Businesses have and continue to thrive through innovation.  In the Motor City, we see companies of all sizes developing autonomous vehicle technology, researching alternative energy, and everything between.  We see these companies continue to expand their patent portfolios because of their research and development in these emerging, exciting technology areas.

These recent cases should only ramp up the ever-moving machine of innovation.  Some patent holders may see the Oil States decision as an issue.  These patent holders may see the IPR process as a tool that should be removed – “Leave it up to the courts” they may think.  But the IPR is a mechanism to reassess and eliminate patents that should have never been issued.  That may be seen as unfair to those patent holders who feel disenfranchised because their “rights” are being stripped away.  However, looking at the patent system as a whole leads to one logical conclusion – such patent holders were never entitled to those rights in the first place.  Oil States can be viewed as an affirmation of this effective tool which ensures certain patents are in fact valid.  Some of these “disenfranchised” patent holders are likely the same entities who intend to use their patents in an attempt to financially exploit businesses and other parties.

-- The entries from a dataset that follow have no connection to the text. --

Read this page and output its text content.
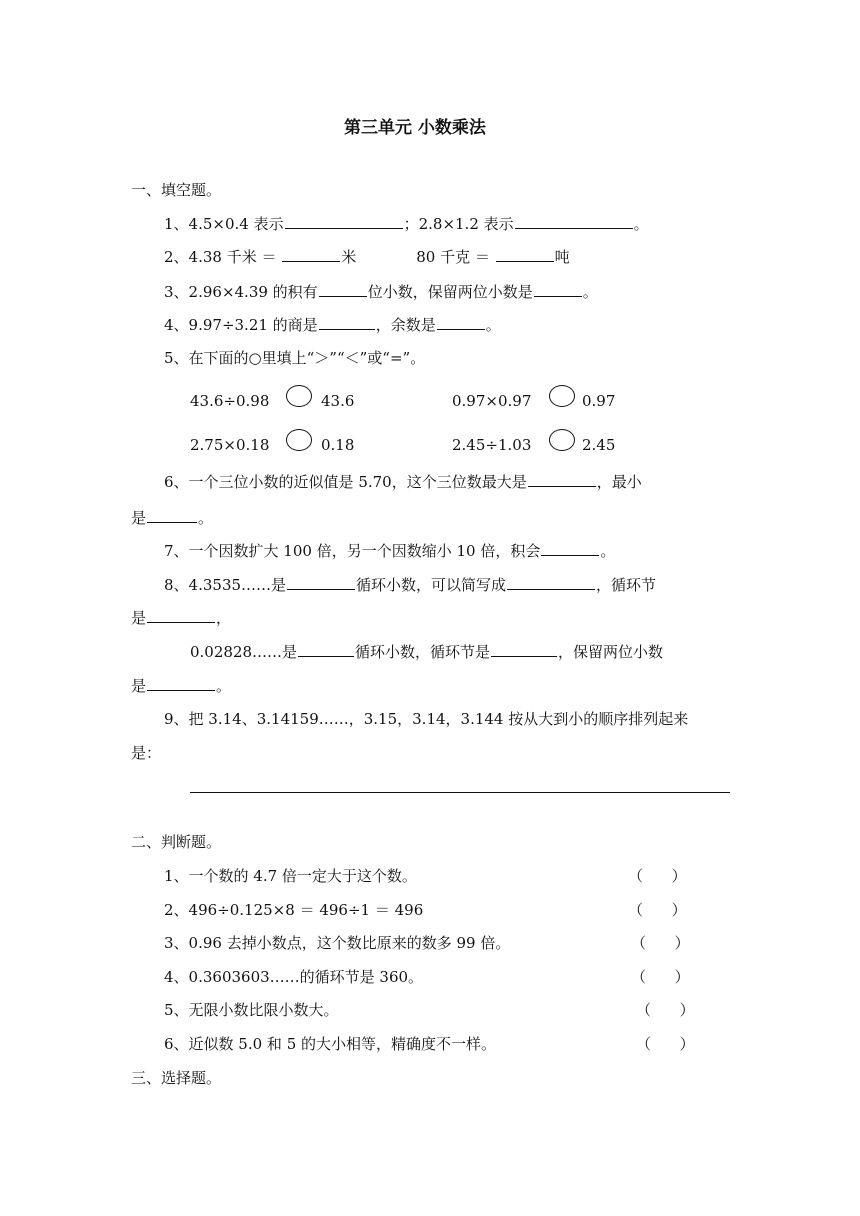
第三单元 小数乘法
一、填空题。
1、4.5×0.4 表示	；2.8×1.2 表示	。
2、4.38 千米 ＝	米	80 千克 ＝	吨
3、2.96×4.39 的积有	位小数，保留两位小数是	。
4、9.97÷3.21 的商是	，余数是	。
5、在下面的○里填上“＞”“＜”或“=”。
43.6÷0.98	43.6	0.97×0.97	0.97
2.75×0.18	0.18	2.45÷1.03	2.45
6、一个三位小数的近似值是 5.70，这个三位数最大是	，最小
是	。
7、一个因数扩大 100 倍，另一个因数缩小 10 倍，积会	。
8、4.3535……是	循环小数，可以简写成	，循环节
是	，
0.02828……是	循环小数，循环节是	，保留两位小数
是	。
9、把 3.14、3.14159……，3.15，3.14，3.144 按从大到小的顺序排列起来
是：
二、判断题。
1、一个数的 4.7 倍一定大于这个数。	（      ）
2、496÷0.125×8 ＝ 496÷1 ＝ 496	（      ）
3、0.96 去掉小数点，这个数比原来的数多 99 倍。	（      ）
4、0.3603603……的循环节是 360。	（      ）
5、无限小数比限小数大。	（      ）
6、近似数 5.0 和 5 的大小相等，精确度不一样。	（      ）
三、选择题。
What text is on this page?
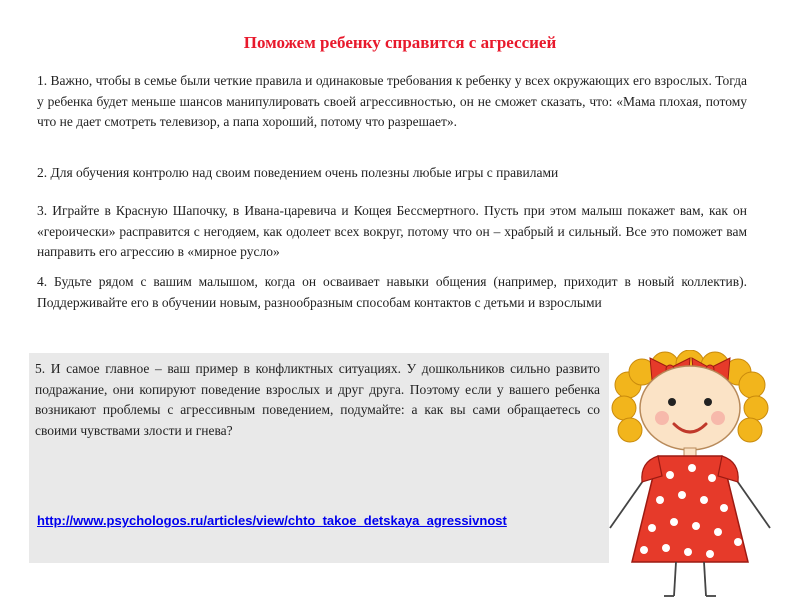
Поможем ребенку справится с агрессией

1. Важно, чтобы в семье были четкие правила и одинаковые требования к ребенку у всех окружающих его взрослых. Тогда у ребенка будет меньше шансов манипулировать своей агрессивностью, он не сможет сказать, что: «Мама плохая, потому что не дает смотреть телевизор, а папа хороший, потому что разрешает».

2. Для обучения контролю над своим поведением очень полезны любые игры с правилами

3. Играйте в Красную Шапочку, в Ивана-царевича и Кощея Бессмертного. Пусть при этом малыш покажет вам, как он «героически» расправится с негодяем, как одолеет всех вокруг, потому что он – храбрый и сильный. Все это поможет вам направить его агрессию в «мирное русло»

4. Будьте рядом с вашим малышом, когда он осваивает навыки общения (например, приходит в новый коллектив). Поддерживайте его в обучении новым, разнообразным способам контактов с детьми и взрослыми

5. И самое главное – ваш пример в конфликтных ситуациях. У дошкольников сильно развито подражание, они копируют поведение взрослых и друг друга. Поэтому если у вашего ребенка возникают проблемы с агрессивным поведением, подумайте: а как вы сами обращаетесь со своими чувствами злости и гнева?

http://www.psychologos.ru/articles/view/chto_takoe_detskaya_agressivnost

Furthermore, even patent holders who are faced with an IPR should reap benefits from the April 24th decisions.  In particular, SAS ensures that patent holders will receive a final written decision on all claims challenged in an IPR petition.  For those claims that were unsuccessfully challenged, the patent holder will be able to point to the PTAB decision as supporting the patentability of their claims. This is a resounding win to patent holders.  Instead of a decision not to institute an IPR on some claims (i.e., claims more likely to be found valid), patent holders receive an opinion stating that, despite the petitioner’s position, certain claims are valid over the considered prior art.  Patent holders receive all the benefits that such an opinion entails, such as estoppel against that petitioner.

In combination, the Oil States and SAS decisions only shore up the patent system as a whole.  These decisions confirm a tool used to verify a patent holder is entitled to the full scope of their monopoly, and where such is the case, the patent holder receives validation of their rights from the very entity that issued their patent.  While the future is unknown, these outcomes seem brighter than the headlights of an autonomous, electric vehicle.